The paper "Management Accounting in Gulf Cooperation Council Countries" is a good example of a finance and accounting annotated bibliography. Accounting Based Management and Costing (ABM/C) have been gaining a lot of prominence from both the practitioners and researchers. ABC was developed to address the flaws that are associated with traditional cost accounting systems (Horngren, 1995). ABM is based on the ABC systems and enables the organisation to accomplish its missions with low use of organisation resources. It improves the value received by customers and the profit (Armstrong, 2002).
This paper is based on a critical analysis of three articles based on ABC and ABM. The first article is based on ABC in the healthcare industry, the second article is based on measuring & managing patient profitability and the last on the management accounting in Gulf Cooperation Council Countries. In conclusion, the relationship between the three articles is discussed. Article 1 Lawson, R. A. (2005). The use of activity-based costing in the healthcare industry: 1994 vs. 2004. Research in healthcare financial management, 10(1), 77. According to Lawson (2005), ABC has been developed with the aim of reducing the weakness associated with traditional absorption costing.
The method as evidenced in the article has the ability to assign costs to products and services according to what they consume. The paper makes a comparison between the results of a survey on activity-based costing with the results of a similar survey which was carried out ten years ago. From the paper, it is clear that the use of ABC/M has been on the decline in the healthcare organization with the healthcare sector remaining on average unsatisfied with the techniques.
According to Armstrong (2002), ABC/M is seen as difficult and has high costs. Moreover, it appears that the healthcare organisations have not succeeded in transiting from the ABC to ABM which had reduced the benefits to be attained. As asserted by the author, the application of the ABC is not an easy task. First, all activities are expected to be broken into discrete components. Moreover, the information required by the ABC may not be readily available and hence may have to be calculated for this purpose. As the author explains, the rise in costs of providing healthcare in the United States calls for identification of the causes of increase and ways to effectively utilize the healthcare resources available.

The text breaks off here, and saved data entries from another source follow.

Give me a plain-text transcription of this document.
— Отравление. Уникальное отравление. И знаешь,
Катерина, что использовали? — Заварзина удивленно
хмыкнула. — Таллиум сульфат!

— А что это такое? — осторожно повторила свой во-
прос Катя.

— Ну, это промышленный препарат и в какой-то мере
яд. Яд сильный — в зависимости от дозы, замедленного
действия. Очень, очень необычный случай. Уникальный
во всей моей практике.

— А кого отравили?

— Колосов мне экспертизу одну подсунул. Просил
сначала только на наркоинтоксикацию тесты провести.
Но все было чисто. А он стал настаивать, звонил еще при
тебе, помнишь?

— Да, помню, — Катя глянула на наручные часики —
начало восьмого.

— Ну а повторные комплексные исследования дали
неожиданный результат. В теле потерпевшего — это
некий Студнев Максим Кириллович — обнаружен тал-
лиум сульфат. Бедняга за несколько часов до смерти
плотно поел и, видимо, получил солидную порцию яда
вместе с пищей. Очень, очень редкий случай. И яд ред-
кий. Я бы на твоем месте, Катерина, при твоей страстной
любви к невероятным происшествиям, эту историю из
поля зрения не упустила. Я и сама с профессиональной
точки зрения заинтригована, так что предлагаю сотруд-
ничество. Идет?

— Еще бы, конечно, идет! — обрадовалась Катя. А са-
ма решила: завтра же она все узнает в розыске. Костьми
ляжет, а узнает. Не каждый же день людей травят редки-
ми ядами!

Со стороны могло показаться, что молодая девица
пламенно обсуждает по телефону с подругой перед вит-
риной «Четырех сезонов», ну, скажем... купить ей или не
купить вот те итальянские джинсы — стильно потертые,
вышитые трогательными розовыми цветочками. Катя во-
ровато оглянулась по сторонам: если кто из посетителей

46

ABC is one of the tools which were examined for this purpose (Lawson, 2005). It is clear that with the familiarity of ABC/M on increase, there has been a decline in its use over the same period which is contrary to expectations. The low usage is despite the fact that ABC has a high value in comparison with other performance management methods.
This is supported by Armstrong (2002), who asserts that the method has the ability to lead to a better understanding of the organization operations, and gives vital costs information compared to the conventional tools. Despite this, ABC/M faces main challenges in its implementation which include costing, data processing concerns and absence of management commitment. In agreement with the author concludes, there is a need for organisations to focus on both costs and management. This can help organisations to attain substantial performance improvement. When an organisation focuses primarily on the costs, they fail to gain the full potential of activity-based management.
According to Lawson (2005) implementation of ABC/M has a lot of potential benefits provided an organization is ready to make changes necessary to achieve them. It is possible for the healthcare system to save costs and enhance customer satisfaction is ABC/M is implemented using the right methods.
Armstrong, P. (2002). The costs of activity-based management. Accounting, Organizations and Society, 27(1), 99-120.
HFMA. (2017). Measuring and Managing Patient Profitability. Hfma.org. Retrieved 4 June 2017, from https://www.hfma.org/Content.aspx?id=53297
Horngren, C. T. (1995). Management accounting: this century and beyond. Management Accounting Research, 6(3), 281-286.
Joshi, P. L., Bremser, W. G., Deshmukh, A., & Kumar, R. (2011). Diffusion of management accounting practices in gulf cooperation council countries. Accounting Perspectives, 10(1), 23-53.
Lawson, R. A. (2005). The use of activity based costing in the healthcare industry: 1994 vs. 2004. Research in healthcare financial management, 10(1), 77-94.